Learn to feel Learn to begin again Open our eyes again To see our brother's pain
I hope they see it, ’cause I wanna see it I hope we believe it I wanna see, I wanna see the love All around you, all around you I wanna know, I wanna know that love Is all around you, it’s all around you
I had to remind someone the other day that it’s pointless to rank sorrows. Just because there’s so much suffering in the world doesn’t mean that the sadnesses in our own stories matter any less. It’s an honor to remember your concerns in prayer—and if you’re not much for prayer, whether in the giving or the receiving, then I’ll send my best thoughts your way. Feel free to share what’s burdening you in a comment, or if you’d prefer a little more privacy, you can always email me at makebelievefarmer@gmail.com.
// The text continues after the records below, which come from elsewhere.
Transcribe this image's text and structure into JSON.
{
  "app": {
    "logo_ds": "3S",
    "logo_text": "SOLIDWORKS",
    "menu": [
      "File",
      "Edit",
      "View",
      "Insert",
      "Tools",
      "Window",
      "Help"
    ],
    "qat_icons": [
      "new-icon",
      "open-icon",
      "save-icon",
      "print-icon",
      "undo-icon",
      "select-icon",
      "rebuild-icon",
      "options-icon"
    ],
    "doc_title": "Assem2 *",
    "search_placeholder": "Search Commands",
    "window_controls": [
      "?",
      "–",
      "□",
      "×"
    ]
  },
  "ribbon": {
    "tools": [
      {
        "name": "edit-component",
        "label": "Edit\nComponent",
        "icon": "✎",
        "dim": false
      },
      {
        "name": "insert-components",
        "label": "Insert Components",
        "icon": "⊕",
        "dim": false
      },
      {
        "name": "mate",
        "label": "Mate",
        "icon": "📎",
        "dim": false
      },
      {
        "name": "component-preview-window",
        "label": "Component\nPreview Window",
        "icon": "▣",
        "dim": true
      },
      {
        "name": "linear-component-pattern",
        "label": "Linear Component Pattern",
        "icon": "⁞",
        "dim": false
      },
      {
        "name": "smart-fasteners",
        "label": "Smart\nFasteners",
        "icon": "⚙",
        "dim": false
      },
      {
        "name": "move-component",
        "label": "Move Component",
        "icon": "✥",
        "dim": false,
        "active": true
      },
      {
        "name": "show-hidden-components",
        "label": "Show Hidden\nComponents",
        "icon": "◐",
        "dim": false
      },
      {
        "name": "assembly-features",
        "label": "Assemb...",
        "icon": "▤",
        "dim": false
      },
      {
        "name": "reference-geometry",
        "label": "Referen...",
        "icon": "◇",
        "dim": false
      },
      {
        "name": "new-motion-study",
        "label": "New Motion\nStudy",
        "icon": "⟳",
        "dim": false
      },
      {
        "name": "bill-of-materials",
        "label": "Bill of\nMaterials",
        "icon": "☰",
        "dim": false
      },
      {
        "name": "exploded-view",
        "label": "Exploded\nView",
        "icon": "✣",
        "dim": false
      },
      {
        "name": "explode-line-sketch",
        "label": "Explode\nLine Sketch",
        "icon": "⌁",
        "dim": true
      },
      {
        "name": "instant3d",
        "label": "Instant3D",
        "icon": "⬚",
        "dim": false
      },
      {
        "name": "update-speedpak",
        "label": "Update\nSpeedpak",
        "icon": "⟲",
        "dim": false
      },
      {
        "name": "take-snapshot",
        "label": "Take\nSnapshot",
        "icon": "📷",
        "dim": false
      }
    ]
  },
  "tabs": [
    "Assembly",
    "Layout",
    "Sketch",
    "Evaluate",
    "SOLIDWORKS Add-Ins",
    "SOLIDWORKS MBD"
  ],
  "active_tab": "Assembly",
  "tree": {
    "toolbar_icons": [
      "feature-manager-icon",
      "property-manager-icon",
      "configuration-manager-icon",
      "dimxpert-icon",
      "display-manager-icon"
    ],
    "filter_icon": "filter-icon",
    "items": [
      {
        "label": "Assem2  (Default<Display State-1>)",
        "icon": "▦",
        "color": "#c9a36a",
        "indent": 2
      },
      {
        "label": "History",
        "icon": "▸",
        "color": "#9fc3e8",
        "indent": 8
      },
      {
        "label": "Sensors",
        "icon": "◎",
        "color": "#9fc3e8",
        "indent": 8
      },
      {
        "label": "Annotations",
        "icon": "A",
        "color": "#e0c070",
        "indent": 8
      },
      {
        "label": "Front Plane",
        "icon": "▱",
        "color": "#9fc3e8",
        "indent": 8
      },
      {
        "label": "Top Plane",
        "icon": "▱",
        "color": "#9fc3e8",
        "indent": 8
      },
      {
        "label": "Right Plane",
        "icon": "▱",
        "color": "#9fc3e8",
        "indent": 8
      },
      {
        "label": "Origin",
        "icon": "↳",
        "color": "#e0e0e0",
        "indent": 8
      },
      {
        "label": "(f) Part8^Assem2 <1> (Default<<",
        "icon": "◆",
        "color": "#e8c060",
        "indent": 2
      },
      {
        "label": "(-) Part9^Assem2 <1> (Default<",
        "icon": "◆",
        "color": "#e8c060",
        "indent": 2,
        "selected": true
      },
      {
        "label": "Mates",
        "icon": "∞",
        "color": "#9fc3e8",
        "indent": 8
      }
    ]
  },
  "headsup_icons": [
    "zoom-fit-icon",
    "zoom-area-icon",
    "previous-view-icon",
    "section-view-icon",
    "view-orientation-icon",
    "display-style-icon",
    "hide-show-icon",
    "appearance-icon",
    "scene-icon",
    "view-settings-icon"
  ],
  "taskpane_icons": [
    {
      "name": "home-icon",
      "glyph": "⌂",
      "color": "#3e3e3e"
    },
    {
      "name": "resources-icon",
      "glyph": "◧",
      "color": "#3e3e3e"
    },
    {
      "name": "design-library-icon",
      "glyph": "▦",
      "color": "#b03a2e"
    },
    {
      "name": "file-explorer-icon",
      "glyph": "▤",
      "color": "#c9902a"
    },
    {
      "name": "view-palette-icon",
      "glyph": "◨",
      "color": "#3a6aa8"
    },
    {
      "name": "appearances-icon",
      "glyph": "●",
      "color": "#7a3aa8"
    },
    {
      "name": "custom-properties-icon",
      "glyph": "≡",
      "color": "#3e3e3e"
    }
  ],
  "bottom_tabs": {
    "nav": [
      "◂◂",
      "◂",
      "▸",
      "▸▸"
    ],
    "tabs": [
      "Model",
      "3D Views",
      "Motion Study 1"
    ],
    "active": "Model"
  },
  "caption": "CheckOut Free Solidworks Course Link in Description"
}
That’s all the words I have for you this week. Do they even make sense? I’m not sure. My brain feels like mush.
As ever, I’m so grateful we can stumble through all this together, and I’ll try to write again soon.
In hope and with gratitude,
Jeff
Jeff, I am not well health wise but well otherwise. Given no choice but to choose my attitude I work at celebrating the good days and enduring the other days. On a good day life exudes possibilities and ideas and on the other days survival and endurance are the priorities. I didn’t ask for it but couldn’t give it away because no one deserves this. And, at least, as a military retiree and disabled veteran I have unbelievable health care with some amazing doctors and a loving caring husband. I am not a hero and I have my moments but my life is pretty good.
That being said I enjoy your writing and affirm what you said about the new speaker. In his comments he characterized some of my beloved children and I’m angered by his bias and lack of love. Poor man to be so afraid. Take heart Jeff. You are loved just as you are. Take a moment and listen to Bobby McFerrins Psalm 23. That would upset the new speaker and a whole bunch like him. I add a link but that’s beyond my abilities. Blessings june
Hello Jeff, as we Quakers say, you speak to my condition. Thank you as always for the care you show us through your writing.